Yes, Tavis Smiley will trade his tailored suits for a dance costume on Dancing With the Stars, but there is one thing he won’t be doing.
“You will not see me twerking,” he says. “Y’all can stop that nonsense,” he says. “I will not be looking like Emmit (Smith) with nothing shiny on. I will not be shirtless, I will not be twerking.”
Smiley says he asked producers for the worst people that have danced on the show – including Master P, Keyshawn Johnson and Billy Dee Williams. He says that at least encouraged him to believe that he could do better than they had. He’ll begin on the show on Monday night with partner Sharna Burgess.

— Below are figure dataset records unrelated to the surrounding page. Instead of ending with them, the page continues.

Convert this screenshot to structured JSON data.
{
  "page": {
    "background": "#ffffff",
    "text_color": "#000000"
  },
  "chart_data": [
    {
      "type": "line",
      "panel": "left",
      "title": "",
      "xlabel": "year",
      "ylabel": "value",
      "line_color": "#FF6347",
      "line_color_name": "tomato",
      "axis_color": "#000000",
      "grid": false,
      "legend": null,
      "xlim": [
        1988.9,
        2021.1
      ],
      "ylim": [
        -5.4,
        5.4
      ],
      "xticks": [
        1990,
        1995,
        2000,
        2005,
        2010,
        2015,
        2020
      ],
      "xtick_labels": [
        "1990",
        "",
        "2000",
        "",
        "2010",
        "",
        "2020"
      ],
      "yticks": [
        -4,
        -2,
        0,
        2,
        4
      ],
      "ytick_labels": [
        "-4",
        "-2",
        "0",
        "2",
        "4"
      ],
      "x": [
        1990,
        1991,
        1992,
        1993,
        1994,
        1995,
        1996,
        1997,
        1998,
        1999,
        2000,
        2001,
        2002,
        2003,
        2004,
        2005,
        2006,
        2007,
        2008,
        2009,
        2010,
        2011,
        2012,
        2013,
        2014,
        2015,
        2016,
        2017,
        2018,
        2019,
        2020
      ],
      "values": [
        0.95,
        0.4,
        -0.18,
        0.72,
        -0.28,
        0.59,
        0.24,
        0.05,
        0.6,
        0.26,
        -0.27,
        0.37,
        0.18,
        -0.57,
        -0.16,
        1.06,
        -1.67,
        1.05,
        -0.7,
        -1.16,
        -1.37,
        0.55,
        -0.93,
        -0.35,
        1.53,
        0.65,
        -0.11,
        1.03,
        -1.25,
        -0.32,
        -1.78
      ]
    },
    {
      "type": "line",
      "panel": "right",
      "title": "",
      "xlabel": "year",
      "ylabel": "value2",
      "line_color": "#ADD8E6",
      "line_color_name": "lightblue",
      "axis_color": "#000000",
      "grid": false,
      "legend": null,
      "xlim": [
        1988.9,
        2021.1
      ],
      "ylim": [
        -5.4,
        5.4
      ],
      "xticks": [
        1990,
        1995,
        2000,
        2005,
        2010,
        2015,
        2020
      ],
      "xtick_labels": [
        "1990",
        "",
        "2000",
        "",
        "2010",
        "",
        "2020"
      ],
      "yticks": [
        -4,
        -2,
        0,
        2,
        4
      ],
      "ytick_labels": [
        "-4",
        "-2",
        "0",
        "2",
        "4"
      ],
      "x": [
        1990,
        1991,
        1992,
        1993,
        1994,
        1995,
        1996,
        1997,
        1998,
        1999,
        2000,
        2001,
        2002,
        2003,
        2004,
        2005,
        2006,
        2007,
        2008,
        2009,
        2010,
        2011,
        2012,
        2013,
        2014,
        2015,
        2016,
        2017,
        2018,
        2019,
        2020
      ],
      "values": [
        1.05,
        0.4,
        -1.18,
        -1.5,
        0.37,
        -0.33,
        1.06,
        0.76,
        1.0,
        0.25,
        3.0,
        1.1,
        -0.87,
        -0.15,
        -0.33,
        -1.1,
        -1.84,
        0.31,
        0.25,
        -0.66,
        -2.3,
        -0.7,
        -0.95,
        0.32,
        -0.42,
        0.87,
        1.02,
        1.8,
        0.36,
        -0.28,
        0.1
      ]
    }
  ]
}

One of the more interesting facts about his appearance on the show is that Smiley, who has 9 siblings, grew up in a strictly religious household that didn’t allow him to dance or listen to music. So his learning curve may be tougher than most contestants. According to The Washington Post, he couldn’t even attend his junior or senior proms.
In more serious news, Smiley recently penned a book (with biographer David Ritz) called Death of a King, which details the year of King’s life prior to his assassination in Memphis in 1968. The book is already in a second printing even though it’s just been released this week. Smiley says that’s a first out of the 17 books he’s written.
“It’s moving in part because there’s so much in the text that people don’t know about Dr. King. His three biographers… have done the heavy lifting and without their work I couldn’t have done this. But no book focuses on the last year of his life – April 4, 1967 to April 4, 1968 when he came out against the war on Vietnam, and moved from talking about civil rights to talking about the war in Vietnam to about what he called the triple threat of racism, poverty and militarism. And when that happened, everybody and everything turned against him.”
Smiley says both the Johnson administration, the media, including the Black media, and prominent African-Americans of the time denounced King because they felt his new focus would alienate them from The White House that had enacted significant civil rights legislation like the Voting Rights Act.
“If you really want to know who Martin is, look at how he stood in his truth when everything turned against him,” says Smiley. “That’s why this last year we don’t know anything about is so critical.”